Based on this information, and I believe what commonsense would tell us, I have designed the priorities for the scholarship and fellowship program so that first choices would come to individuals from physician-shortage areas. I believe if we can offer them a scholarship and in turn secure from them a commitment to spend 4 years in an area, they will be more likely to continue to practice in that area after their obligation ends.

Furthermore, we also learned from this information that the longer we can attach a physician to an area, the more likely he is to stay there. Who could be greater motivated than a man or woman from an area to serve the people from the vicinity in which he was reared?

ATTRACTING LOWER INCOME AND MINORITY STUDENTS

Mr. President, there is a need in the country to attract more lower-income and minority youngsters into the medical profession. An additional and attractive feature of my bill is that it would have the effect of attracting more of these young adults into the medical profession.
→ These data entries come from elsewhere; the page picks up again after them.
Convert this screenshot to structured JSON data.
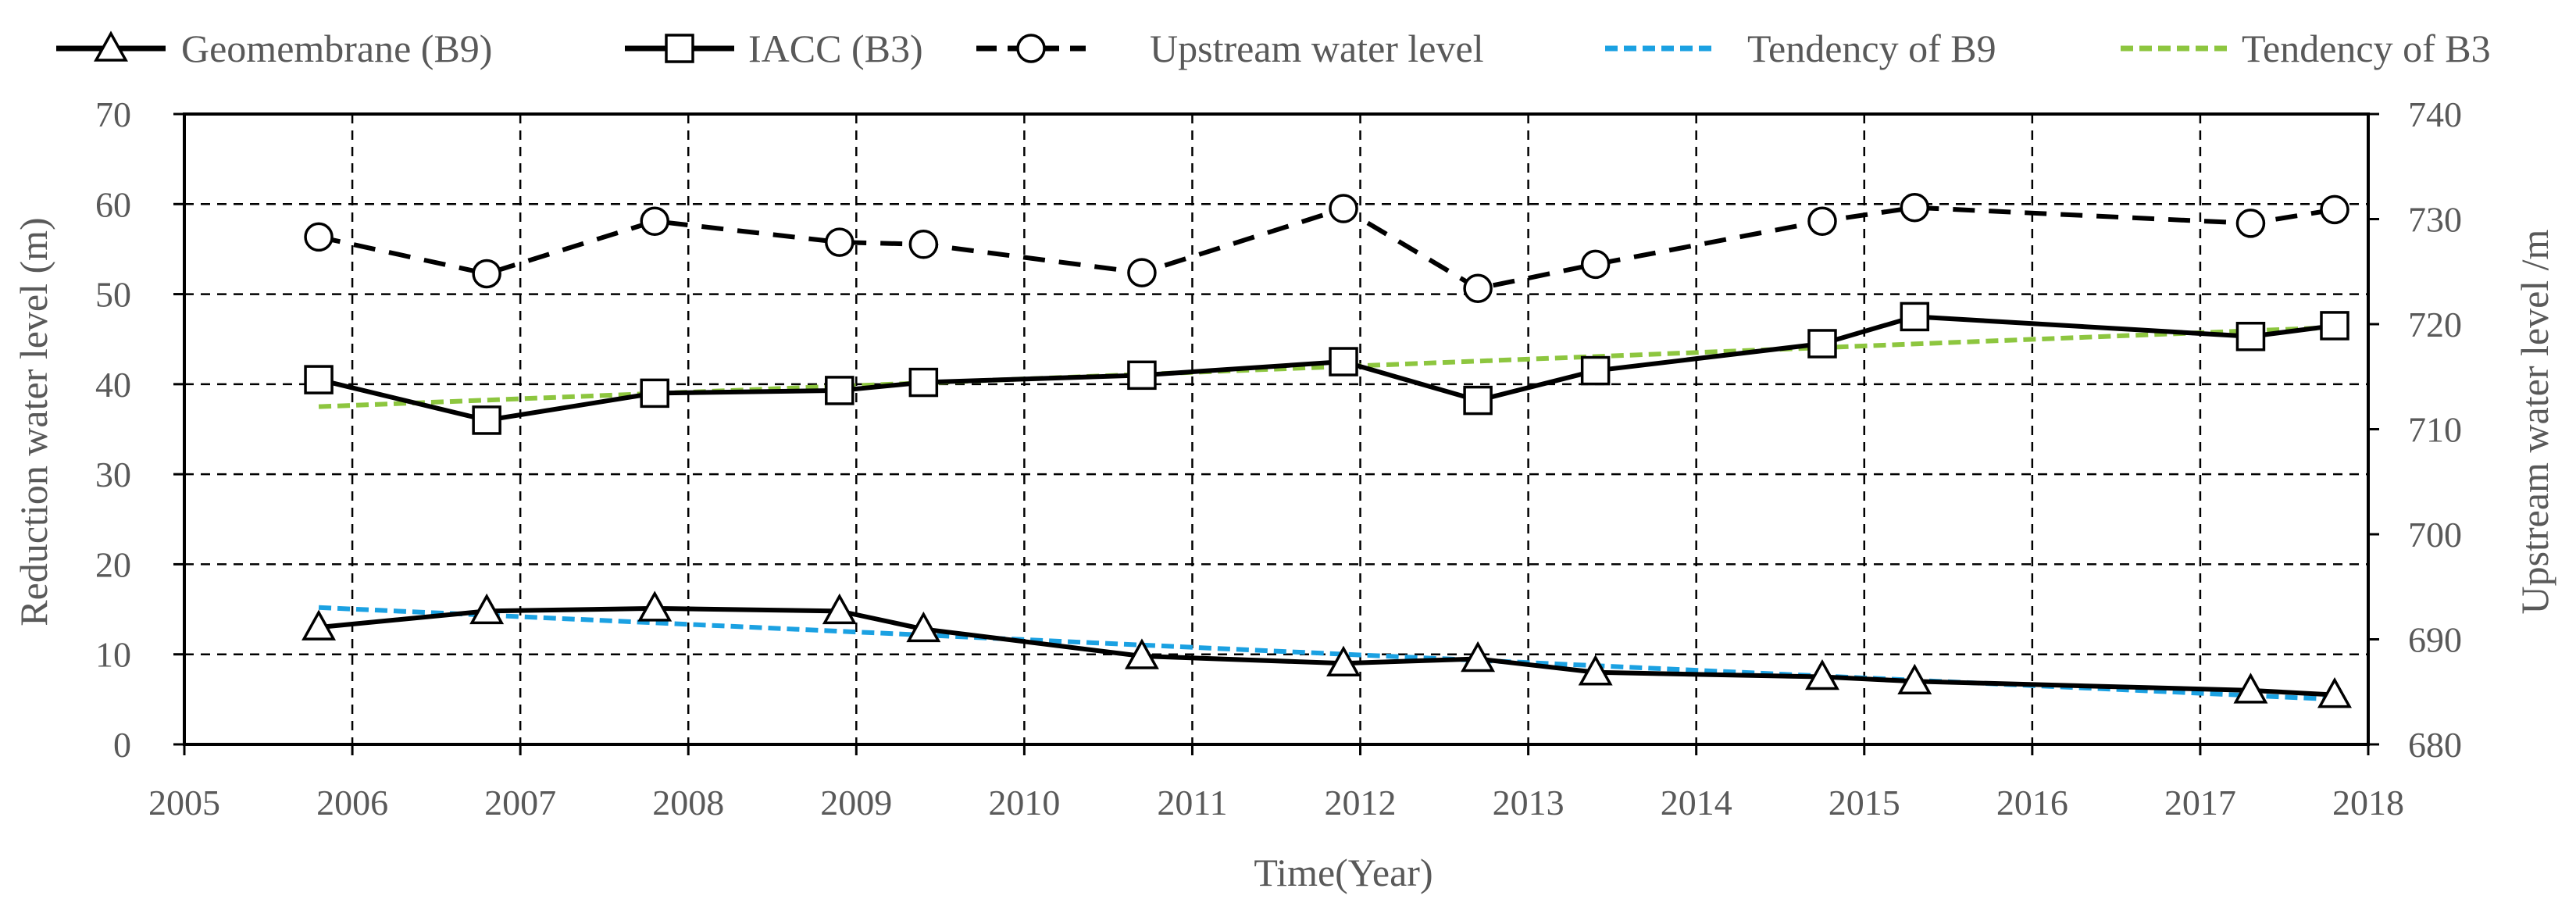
{
  "chart_data": {
    "type": "line",
    "title": "",
    "xlabel": "Time(Year)",
    "ylabel": "Reduction water level (m)",
    "y2label": "Upstream water level /m",
    "xlim": [
      2005,
      2018
    ],
    "ylim": [
      0,
      70
    ],
    "y2lim": [
      680,
      740
    ],
    "x_ticks": [
      "2005",
      "2006",
      "2007",
      "2008",
      "2009",
      "2010",
      "2011",
      "2012",
      "2013",
      "2014",
      "2015",
      "2016",
      "2017",
      "2018"
    ],
    "y_ticks": [
      "0",
      "10",
      "20",
      "30",
      "40",
      "50",
      "60",
      "70"
    ],
    "y2_ticks": [
      "680",
      "690",
      "700",
      "710",
      "720",
      "730",
      "740"
    ],
    "grid": true,
    "legend_position": "top",
    "series": [
      {
        "name": "Geomembrane (B9)",
        "axis": "left",
        "style": "solid",
        "marker": "triangle",
        "color": "#000000",
        "x": [
          2005.8,
          2006.8,
          2007.8,
          2008.9,
          2009.4,
          2010.7,
          2011.9,
          2012.7,
          2013.4,
          2014.75,
          2015.3,
          2017.3,
          2017.8
        ],
        "y": [
          13.0,
          14.8,
          15.1,
          14.8,
          12.8,
          9.8,
          9.0,
          9.5,
          8.0,
          7.5,
          7.0,
          6.0,
          5.5
        ]
      },
      {
        "name": "IACC (B3)",
        "axis": "left",
        "style": "solid",
        "marker": "square",
        "color": "#000000",
        "x": [
          2005.8,
          2006.8,
          2007.8,
          2008.9,
          2009.4,
          2010.7,
          2011.9,
          2012.7,
          2013.4,
          2014.75,
          2015.3,
          2017.3,
          2017.8
        ],
        "y": [
          40.5,
          36.0,
          39.0,
          39.3,
          40.2,
          41.0,
          42.5,
          38.2,
          41.5,
          44.5,
          47.5,
          45.3,
          46.5
        ]
      },
      {
        "name": "Upstream water level",
        "axis": "right",
        "style": "dashed",
        "marker": "circle",
        "color": "#000000",
        "x": [
          2005.8,
          2006.8,
          2007.8,
          2008.9,
          2009.4,
          2010.7,
          2011.9,
          2012.7,
          2013.4,
          2014.75,
          2015.3,
          2017.3,
          2017.8
        ],
        "y": [
          728.3,
          724.8,
          729.8,
          727.8,
          727.6,
          724.9,
          731.0,
          723.4,
          725.7,
          729.8,
          731.1,
          729.6,
          730.9
        ]
      },
      {
        "name": "Tendency of B9",
        "axis": "left",
        "style": "dashed",
        "marker": "none",
        "color": "#1BA1E2",
        "x": [
          2005.8,
          2017.8
        ],
        "y": [
          15.2,
          5.0
        ]
      },
      {
        "name": "Tendency of B3",
        "axis": "left",
        "style": "dashed",
        "marker": "none",
        "color": "#8DC63F",
        "x": [
          2005.8,
          2017.8
        ],
        "y": [
          37.5,
          46.3
        ]
      }
    ]
  }
}
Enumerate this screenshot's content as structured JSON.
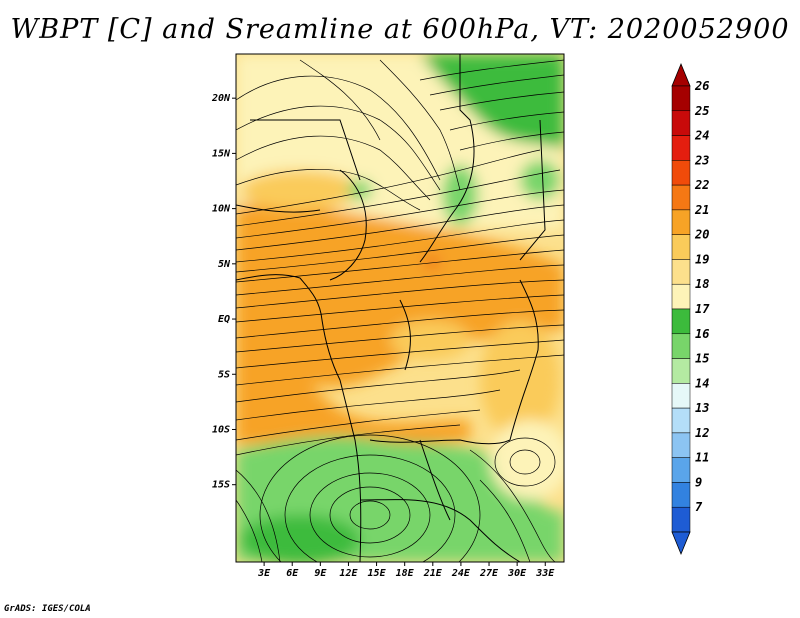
{
  "title": "WBPT [C] and Sreamline at 600hPa, VT: 2020052900",
  "credit": "GrADS: IGES/COLA",
  "map": {
    "lon_range": [
      0,
      35
    ],
    "lat_range": [
      -22,
      24
    ],
    "lat_ticks": [
      {
        "value": 20,
        "label": "20N"
      },
      {
        "value": 15,
        "label": "15N"
      },
      {
        "value": 10,
        "label": "10N"
      },
      {
        "value": 5,
        "label": "5N"
      },
      {
        "value": 0,
        "label": "EQ"
      },
      {
        "value": -5,
        "label": "5S"
      },
      {
        "value": -10,
        "label": "10S"
      },
      {
        "value": -15,
        "label": "15S"
      }
    ],
    "lon_ticks": [
      {
        "value": 3,
        "label": "3E"
      },
      {
        "value": 6,
        "label": "6E"
      },
      {
        "value": 9,
        "label": "9E"
      },
      {
        "value": 12,
        "label": "12E"
      },
      {
        "value": 15,
        "label": "15E"
      },
      {
        "value": 18,
        "label": "18E"
      },
      {
        "value": 21,
        "label": "21E"
      },
      {
        "value": 24,
        "label": "24E"
      },
      {
        "value": 27,
        "label": "27E"
      },
      {
        "value": 30,
        "label": "30E"
      },
      {
        "value": 33,
        "label": "33E"
      }
    ]
  },
  "colorbar": {
    "levels": [
      {
        "label": "26",
        "color": "#a50000"
      },
      {
        "label": "25",
        "color": "#c80a0a"
      },
      {
        "label": "24",
        "color": "#e41e0f"
      },
      {
        "label": "23",
        "color": "#f04b0a"
      },
      {
        "label": "22",
        "color": "#f57814"
      },
      {
        "label": "21",
        "color": "#f7a326"
      },
      {
        "label": "20",
        "color": "#facb5a"
      },
      {
        "label": "19",
        "color": "#fce08c"
      },
      {
        "label": "18",
        "color": "#fdf3b8"
      },
      {
        "label": "17",
        "color": "#3cbb3c"
      },
      {
        "label": "16",
        "color": "#78d56a"
      },
      {
        "label": "15",
        "color": "#b4eaa2"
      },
      {
        "label": "14",
        "color": "#e6f8f8"
      },
      {
        "label": "13",
        "color": "#b4def8"
      },
      {
        "label": "12",
        "color": "#8cc4f2"
      },
      {
        "label": "11",
        "color": "#5aa5ea"
      },
      {
        "label": "9",
        "color": "#3282e0"
      },
      {
        "label": "7",
        "color": "#1e5cd4"
      }
    ]
  }
}
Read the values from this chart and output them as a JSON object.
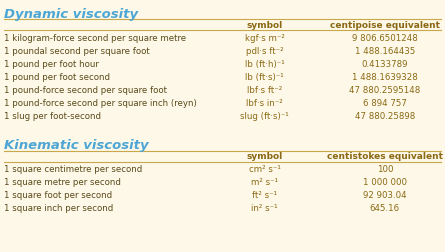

In its 1968-69 survey of medical education, the American Medical Association asked the medical schools to report the racial origin of its medical students. Ninety-six out of 99 schools replied. Although the results may not be completely valid because most schools do not require their students to report their race, the survey said:

"Of the total medical school enrollment of the 96 reporting schools, 2.2% are Afro-American. Excluding the two predominantly Negro schools, only 0.8% of the total enrollment is Afro-American. Three regions, East North Central, South Atlantic, and Pacific, show a 1% Afro-American enrollment. The Pacific region also has a 6% Oriental enrollment. The Mountain region, which has 0.1% AfroAmerican enrollment, shows a 2% Oriental enrollment. The East North Central region has a 1% Oriental enrollment. Only the West South Central region has as much as 1% Mexican-American student enrollment in its medical schools." President Nixon in his outstanding Indian message of July 8 to the Congress said:

"Almost unbelievable-we are presently able to identify in this country only thirty physicians and fewer than four hundred nurses of Indian descent."